Staff were unaware of the joint policy’s existence, and the document only came to light following the ombudsmen’s investigation into a man's death.
The 38-year-old, who had complex physical health needs as well as some mental health problems, was well-known to both the local authority and the Trust, receiving regular visits throughout the day from a variety of nurses, social workers and carers.
However, nobody took responsibility for monitoring and administering the many drugs the man needed and he died of an overdose in July 2009.
LGO Dr Jane Martin said: "Although I cannot say that these failures caused the man’s death, I can say they may have contributed to it. The picture I have seen is one of a gradual decline in the man’s health with no effective intervention to prevent it."
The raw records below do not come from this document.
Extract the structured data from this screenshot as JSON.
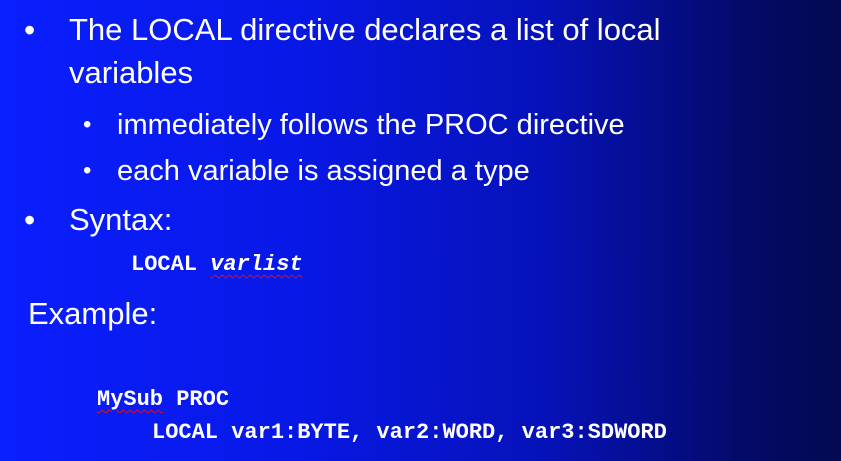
{
  "slide": {
    "bullet_char": "•",
    "item1": {
      "line1": "The LOCAL directive declares a list of local",
      "line2": "variables"
    },
    "subitems": [
      "immediately follows the PROC directive",
      "each variable is assigned a type"
    ],
    "item2": "Syntax:",
    "syntax": {
      "keyword": "LOCAL",
      "arg": "varlist"
    },
    "example_label": "Example:",
    "code": {
      "proc_name": "MySub",
      "proc_keyword": "PROC",
      "local_line": "LOCAL var1:BYTE, var2:WORD, var3:SDWORD"
    }
  }
}
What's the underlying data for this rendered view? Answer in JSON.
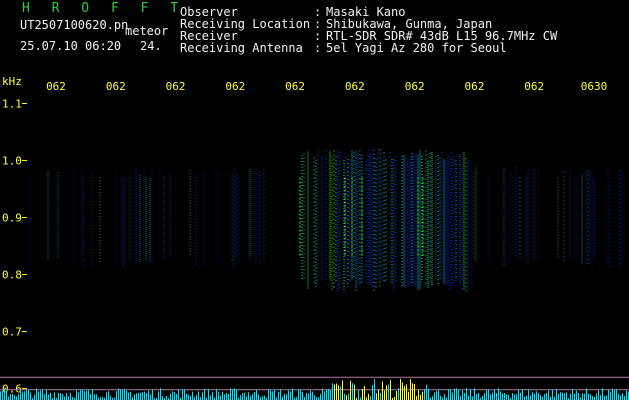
{
  "header": {
    "title": "H R O F F T",
    "filename": "UT2507100620.pn",
    "mode": "meteor",
    "timestamp": "25.07.10 06:20",
    "value": "24.",
    "info": [
      {
        "label": "Observer",
        "value": "Masaki Kano"
      },
      {
        "label": "Receiving Location",
        "value": "Shibukawa, Gunma, Japan"
      },
      {
        "label": "Receiver",
        "value": "RTL-SDR SDR# 43dB L15 96.7MHz CW"
      },
      {
        "label": "Receiving Antenna",
        "value": "5el Yagi Az 280 for Seoul"
      }
    ]
  },
  "chart_data": {
    "type": "heatmap",
    "ylabel": "kHz",
    "y_ticks": [
      "1.1",
      "1.0",
      "0.9",
      "0.8",
      "0.7",
      "0.6"
    ],
    "ylim": [
      0.58,
      1.15
    ],
    "x_ticks": [
      "062",
      "062",
      "062",
      "062",
      "062",
      "062",
      "062",
      "062",
      "062",
      "0630"
    ],
    "colors": {
      "background": "#000000",
      "signal_low": "#1a3cff",
      "signal_mid": "#00e5ff",
      "signal_high": "#33ff33",
      "signal_peak": "#ffff33",
      "ref_line": "#b07aa0",
      "axis_tick": "#ffff33"
    }
  }
}
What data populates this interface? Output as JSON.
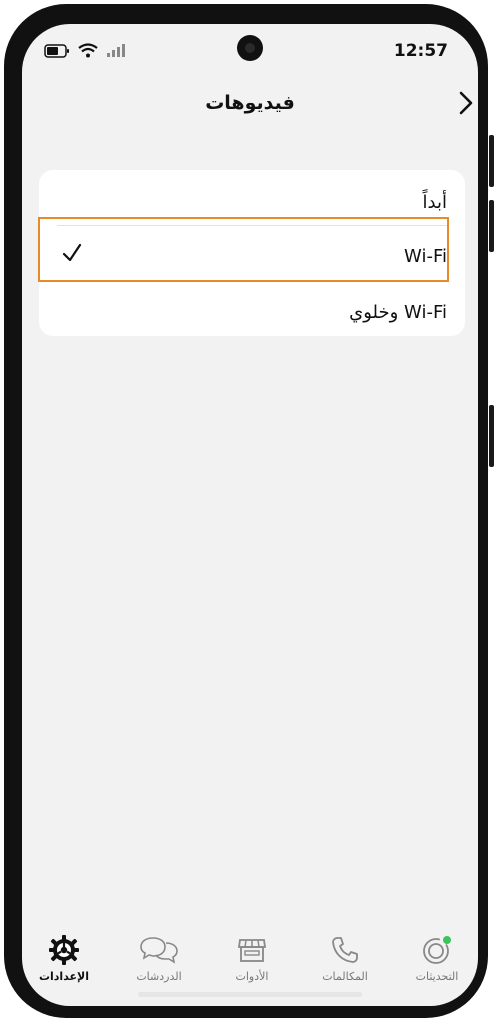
{
  "status_bar": {
    "time": "12:57"
  },
  "header": {
    "title": "فيديوهات"
  },
  "options": [
    {
      "label": "أبداً",
      "selected": false
    },
    {
      "label": "Wi-Fi",
      "selected": true
    },
    {
      "label": "Wi-Fi وخلوي",
      "selected": false
    }
  ],
  "tabs": [
    {
      "label": "الإعدادات",
      "icon": "settings-gear-icon",
      "active": true
    },
    {
      "label": "الدردشات",
      "icon": "chat-bubbles-icon",
      "active": false
    },
    {
      "label": "الأدوات",
      "icon": "store-icon",
      "active": false
    },
    {
      "label": "المكالمات",
      "icon": "phone-icon",
      "active": false
    },
    {
      "label": "التحديثات",
      "icon": "status-updates-icon",
      "active": false
    }
  ],
  "colors": {
    "highlight": "#e8892a",
    "status_dot": "#3cc45b"
  }
}
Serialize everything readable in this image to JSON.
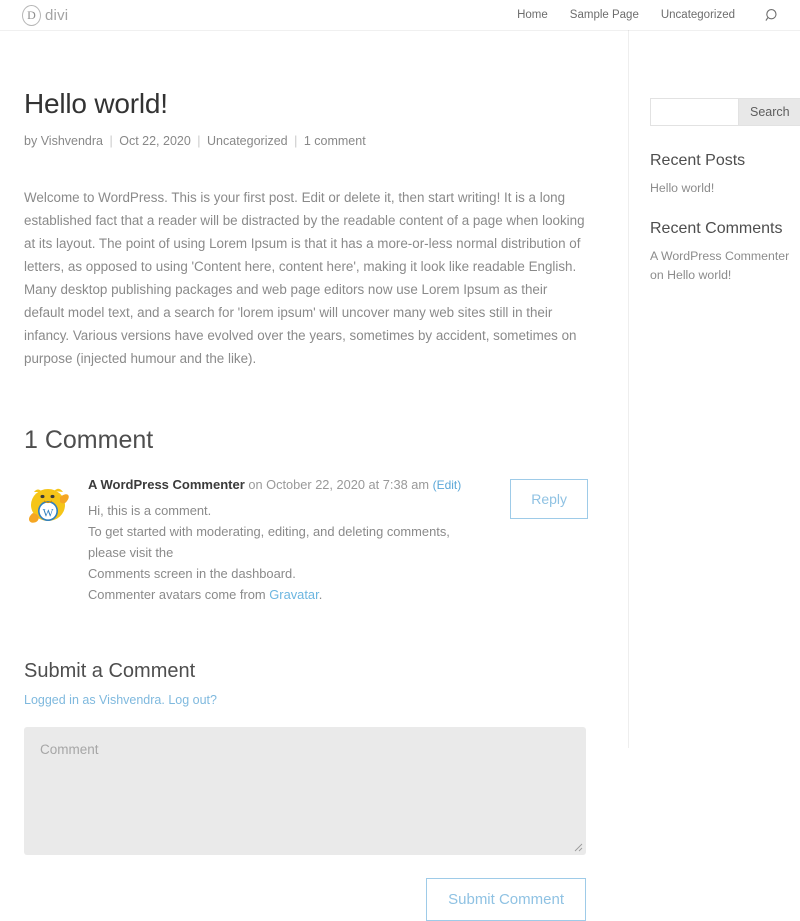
{
  "header": {
    "logo": {
      "mark": "D",
      "wordmark": "divi"
    },
    "nav": [
      {
        "label": "Home"
      },
      {
        "label": "Sample Page"
      },
      {
        "label": "Uncategorized"
      }
    ],
    "search_icon": "search-icon"
  },
  "post": {
    "title": "Hello world!",
    "meta": {
      "by_label": "by",
      "author": "Vishvendra",
      "date": "Oct 22, 2020",
      "category": "Uncategorized",
      "comment_count": "1 comment",
      "separator": "|"
    },
    "body": "Welcome to WordPress. This is your first post. Edit or delete it, then start writing! It is a long established fact that a reader will be distracted by the readable content of a page when looking at its layout. The point of using Lorem Ipsum is that it has a more-or-less normal distribution of letters, as opposed to using 'Content here, content here', making it look like readable English. Many desktop publishing packages and web page editors now use Lorem Ipsum as their default model text, and a search for 'lorem ipsum' will uncover many web sites still in their infancy. Various versions have evolved over the years, sometimes by accident, sometimes on purpose (injected humour and the like)."
  },
  "comments": {
    "heading": "1 Comment",
    "items": [
      {
        "author": "A WordPress Commenter",
        "meta": "on October 22, 2020 at 7:38 am",
        "edit_label": "(Edit)",
        "avatar_name": "wapuu-avatar",
        "lines": [
          "Hi, this is a comment.",
          "To get started with moderating, editing, and deleting comments, please visit the",
          "Comments screen in the dashboard."
        ],
        "avatar_note_prefix": "Commenter avatars come from ",
        "avatar_note_link": "Gravatar",
        "avatar_note_suffix": ".",
        "reply_label": "Reply"
      }
    ]
  },
  "comment_form": {
    "title": "Submit a Comment",
    "logged_in_prefix": "Logged in as Vishvendra. ",
    "logout_label": "Log out?",
    "textarea_placeholder": "Comment",
    "textarea_value": "",
    "submit_label": "Submit Comment"
  },
  "sidebar": {
    "search": {
      "placeholder": "",
      "value": "",
      "button_label": "Search"
    },
    "widgets": [
      {
        "title": "Recent Posts",
        "items": [
          "Hello world!"
        ]
      },
      {
        "title": "Recent Comments",
        "items": [
          "A WordPress Commenter",
          "on Hello world!"
        ]
      }
    ]
  },
  "colors": {
    "accent": "#7fb9de",
    "button_border": "#9ecbe8",
    "text_body": "#8a8a8a",
    "heading": "#4e4e4e",
    "textarea_bg": "#eaeaea"
  }
}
She recommended a financial payment to the man’s family, of £2000 from each authority, in recognition of the stress and strain that the situation had put them under.
If necessary, they should also fund bereavement counselling up to the value of £500.
Parliamentary and Health Service Ombudsman Julie Mellor said: "It is crucial that the NHS and local authorities communicate with each other to ensure patients’ needs are met. One missed opportunity by staff can lead to tragic consequences. Staff need to feel empowered to intervene and alert others when they have concerns about a patient."